A past president of the Cameron-Willacy County American Heart Association, Ruthie co-chaired the 2005 Smoke-Free Harlingen coalition. The coalition succeeded in expanding the Harlingen smoke-free ordinance to include most worksites, including restaurants. In February of 2014, Ruthie made it her mission to “finish the job” and ensure that ALL worksites in Harlingen would be smoke-free.

Three months later, the City passed a comprehensive smoke-free ordinance that covers all worksites, including restaurants, bars, private clubs, and gaming facilities. This public health win is due, in large part, to Ruthie’s grassroots efforts to educate and inform the mayor and city commissioners about the ordinance and to include all stakeholders in the process.
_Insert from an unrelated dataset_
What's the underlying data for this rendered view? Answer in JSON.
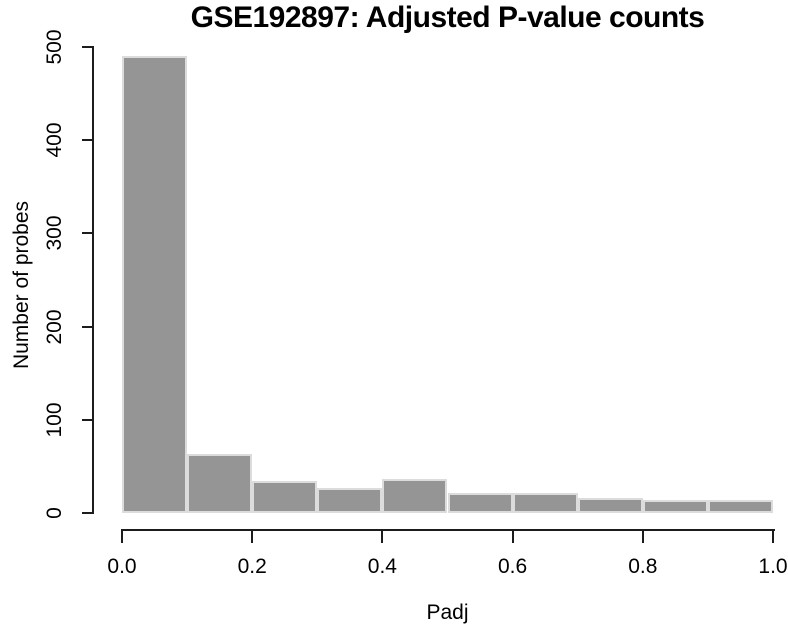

Ruthie has a reputation for rolling up her sleeves and getting the job done in her community. It’s not surprising to see a “Don’t Mess with Ruthie” bumper sticker every now and then when driving through town, and residents are lucky to have her on their side.

Harlingen residents and employees can now breathe easier thanks to Ruthie and all You’re the Cure advocates who stood up for the right to breathe smoke-free air.

Ruthie will continue working with the American Heart Association as a member of the Texas Smoke-free Leadership Council.